2. In [nginx/nginx.conf](nginx/nginx.conf), uncomment the 443 server block. Optionally replace the body of the port-80 server with `return 301 https://$host$request_uri;`.
3. In [docker-compose.full.yml](docker-compose.full.yml), uncomment the `443:443` port mapping under `nginx`.
4. In `config.json`, set:
```json
{ "protocol": "https", "pub_port": 443 }
```
5. Restart:
```bash
docker compose -f docker-compose.full.yml restart nginx puter
```
For wildcard subdomain support (Puter uses `api.<domain>`, `site.<domain>`, `app.<domain>`), make sure your DNS and cert cover `*.<your-domain>`. nginx's `server_name _` already accepts every Host header.
### Updating
```bash
docker compose -f docker-compose.full.yml pull
docker compose -f docker-compose.full.yml up -d
```
Migrations re-apply idempotently. Volumes are preserved.
### Tearing down
```bash
docker compose -f docker-compose.full.yml down # stop containers, keep data
rm -rf ./puter/data # nuke ALL state (irreversible!)
```
---
## Troubleshooting
**`docker logs puter` shows the container restarting.**
Most often a syntax error in `config.json` or a port already in use. Validate the JSON: `jq . ./puter/config/config.json`.

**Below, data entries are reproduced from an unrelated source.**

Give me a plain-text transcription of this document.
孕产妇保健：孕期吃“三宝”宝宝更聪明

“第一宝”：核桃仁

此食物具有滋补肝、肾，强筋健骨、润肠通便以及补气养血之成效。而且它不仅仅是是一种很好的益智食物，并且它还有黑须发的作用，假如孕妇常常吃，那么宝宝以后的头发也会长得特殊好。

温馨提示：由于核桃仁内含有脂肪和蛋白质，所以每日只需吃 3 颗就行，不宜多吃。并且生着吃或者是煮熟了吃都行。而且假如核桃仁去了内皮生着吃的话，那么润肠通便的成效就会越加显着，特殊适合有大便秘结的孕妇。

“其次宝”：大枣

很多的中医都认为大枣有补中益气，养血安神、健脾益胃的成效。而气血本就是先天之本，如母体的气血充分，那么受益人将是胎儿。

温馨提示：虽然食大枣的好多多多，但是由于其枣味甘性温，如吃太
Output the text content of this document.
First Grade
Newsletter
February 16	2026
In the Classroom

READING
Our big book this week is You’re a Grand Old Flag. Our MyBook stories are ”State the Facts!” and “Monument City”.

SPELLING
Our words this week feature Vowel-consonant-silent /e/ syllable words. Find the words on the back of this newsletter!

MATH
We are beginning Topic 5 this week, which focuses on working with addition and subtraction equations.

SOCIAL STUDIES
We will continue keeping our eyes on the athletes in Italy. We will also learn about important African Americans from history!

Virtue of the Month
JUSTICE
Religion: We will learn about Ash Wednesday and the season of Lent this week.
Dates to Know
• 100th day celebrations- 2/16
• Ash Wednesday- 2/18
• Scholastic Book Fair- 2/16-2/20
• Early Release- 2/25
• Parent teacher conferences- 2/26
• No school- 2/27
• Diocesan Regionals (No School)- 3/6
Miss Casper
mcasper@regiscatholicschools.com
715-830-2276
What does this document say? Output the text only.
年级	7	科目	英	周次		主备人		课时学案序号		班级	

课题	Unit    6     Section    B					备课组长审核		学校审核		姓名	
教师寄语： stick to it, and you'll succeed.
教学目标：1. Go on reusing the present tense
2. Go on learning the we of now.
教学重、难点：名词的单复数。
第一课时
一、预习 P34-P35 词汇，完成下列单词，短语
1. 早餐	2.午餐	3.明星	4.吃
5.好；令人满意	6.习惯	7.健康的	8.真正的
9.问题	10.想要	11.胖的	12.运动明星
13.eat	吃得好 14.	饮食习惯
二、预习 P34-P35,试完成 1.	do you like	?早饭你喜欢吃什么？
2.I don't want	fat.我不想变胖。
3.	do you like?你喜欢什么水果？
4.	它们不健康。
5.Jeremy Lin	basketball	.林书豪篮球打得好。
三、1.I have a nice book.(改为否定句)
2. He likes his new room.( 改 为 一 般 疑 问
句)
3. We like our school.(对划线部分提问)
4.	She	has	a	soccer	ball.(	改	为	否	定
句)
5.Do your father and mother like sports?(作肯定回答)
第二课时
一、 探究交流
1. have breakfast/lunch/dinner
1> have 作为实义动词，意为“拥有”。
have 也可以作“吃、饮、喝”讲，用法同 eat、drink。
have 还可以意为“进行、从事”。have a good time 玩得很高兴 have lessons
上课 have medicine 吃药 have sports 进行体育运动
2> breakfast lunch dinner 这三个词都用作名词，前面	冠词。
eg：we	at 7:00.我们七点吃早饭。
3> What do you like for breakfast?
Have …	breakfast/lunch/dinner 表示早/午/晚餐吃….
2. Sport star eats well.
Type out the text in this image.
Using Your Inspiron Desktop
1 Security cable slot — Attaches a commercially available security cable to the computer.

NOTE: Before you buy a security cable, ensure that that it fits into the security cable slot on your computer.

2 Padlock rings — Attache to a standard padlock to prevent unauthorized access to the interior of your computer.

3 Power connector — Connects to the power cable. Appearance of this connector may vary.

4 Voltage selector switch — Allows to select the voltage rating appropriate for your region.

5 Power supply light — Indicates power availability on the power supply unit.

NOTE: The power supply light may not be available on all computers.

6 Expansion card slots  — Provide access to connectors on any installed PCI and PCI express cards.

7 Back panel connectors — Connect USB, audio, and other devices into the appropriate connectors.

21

**The config file isn't picked up.**
Check the path resolves to `/etc/puter/config.json` *inside* the container:
```bash
docker exec puter cat /etc/puter/config.json
```
If that prints nothing, the volume mount is wrong.
**Healthcheck failing but the site loads.**
The healthcheck hits `http://puter.localhost:4100/test` from inside the container. If you changed `domain` or `port` in your config, the healthcheck still uses the defaults and may report unhealthy — the site itself is fine.
**Architecture mismatch on Apple Silicon / ARM hosts.**
Use the published `:latest` tag — it's already multi-arch. If you built locally with `docker build` on an Intel Mac, the resulting image will be `linux/amd64` only.
**`npm start` says missing `dist/`.**
You skipped `npm run build`. The `prestart` hook only rebuilds the backend; the GUI + `puter.js` bundles need the full build once.
**`docker compose -f docker-compose.full.yml up` hangs at "waiting for healthy".**
Check which dependency is unhealthy: `docker compose -f docker-compose.full.yml ps`. MariaDB takes ~2030s on first boot to initialise; everything else should be ready in under 5s. If something stays unhealthy, `logs <service>` will tell you.